Let’s say you are riding on a skinny-tired road bike west on the Glacial Drumlin Trail. When you get near Dousman, the trail heads north and east, skirting a cornfield, then heads back south, going through downtown Dousman. As it leaves the town, it becomes a crushed-limestone path. Because you’re on a road bike, you don’t want to ride on crushed limestone. You would like to continue on the road. Hwy 18 is really busy, but you could just ride it for a little bit, turn north on Dousman Road, and then ride along a lovely country road up towards Oconomowoc.
“Well,” you think.“This will be easy.
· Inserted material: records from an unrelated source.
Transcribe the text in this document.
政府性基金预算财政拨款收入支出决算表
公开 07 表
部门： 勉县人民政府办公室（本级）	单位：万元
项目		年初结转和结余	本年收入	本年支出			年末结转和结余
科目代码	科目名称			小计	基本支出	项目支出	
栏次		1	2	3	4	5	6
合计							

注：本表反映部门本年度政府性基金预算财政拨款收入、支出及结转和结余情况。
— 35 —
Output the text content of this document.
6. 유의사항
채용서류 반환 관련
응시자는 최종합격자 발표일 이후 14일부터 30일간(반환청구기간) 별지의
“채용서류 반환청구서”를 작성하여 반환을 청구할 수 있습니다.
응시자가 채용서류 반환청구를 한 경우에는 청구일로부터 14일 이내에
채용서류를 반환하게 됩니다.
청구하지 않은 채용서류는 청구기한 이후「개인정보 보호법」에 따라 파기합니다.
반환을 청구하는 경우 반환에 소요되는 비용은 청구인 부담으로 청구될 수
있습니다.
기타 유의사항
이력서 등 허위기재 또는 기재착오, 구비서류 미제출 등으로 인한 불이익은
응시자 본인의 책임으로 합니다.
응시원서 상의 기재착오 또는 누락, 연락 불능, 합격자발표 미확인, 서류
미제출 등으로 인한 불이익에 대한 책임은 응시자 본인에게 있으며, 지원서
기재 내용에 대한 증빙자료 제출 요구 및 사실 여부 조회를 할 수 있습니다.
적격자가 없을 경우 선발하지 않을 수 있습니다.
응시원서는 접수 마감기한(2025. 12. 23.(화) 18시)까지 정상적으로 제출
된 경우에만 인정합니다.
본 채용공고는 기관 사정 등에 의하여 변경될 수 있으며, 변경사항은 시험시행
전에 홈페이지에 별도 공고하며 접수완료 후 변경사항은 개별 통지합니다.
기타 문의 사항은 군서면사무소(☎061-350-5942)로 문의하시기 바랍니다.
I’ll just ride the trail until the intersection of Hwy 18 and 67, then hop on Hwy 18 for a mile until I turn on to Dousman Road”. WRONG. The way the trail is designed it makes this maneuver difficult. If you zoom in you will see that there is not a direct access from the bike trail to the intersection. So, it makes more sense to leave the trail at one of the access points along Hwy 18 (see white arrows), and ride on Hwy 18 until Dousman Road. And that’s just one example.As I look at the map, I see that cyclists would have to traverse this section of Hwy 18 if they want to go between Dousman Road and Waterville Road, or between Sawyer Road and Main Street in Dousman—all common bike routes.
One last thing. Drivers, please share the road with bicyclists. It sounds cliché. But really, it’s not unreasonable to ask that drivers wait to pass a cyclist until it’s safe to do so with the 3 feet of passing distance they need, just if they were overtaking a car, a slow-moving tractor or buggy, or passing a stopped police car. Drivers do this all the time. Why does it suddenly become an annoyance when it’s a cyclist?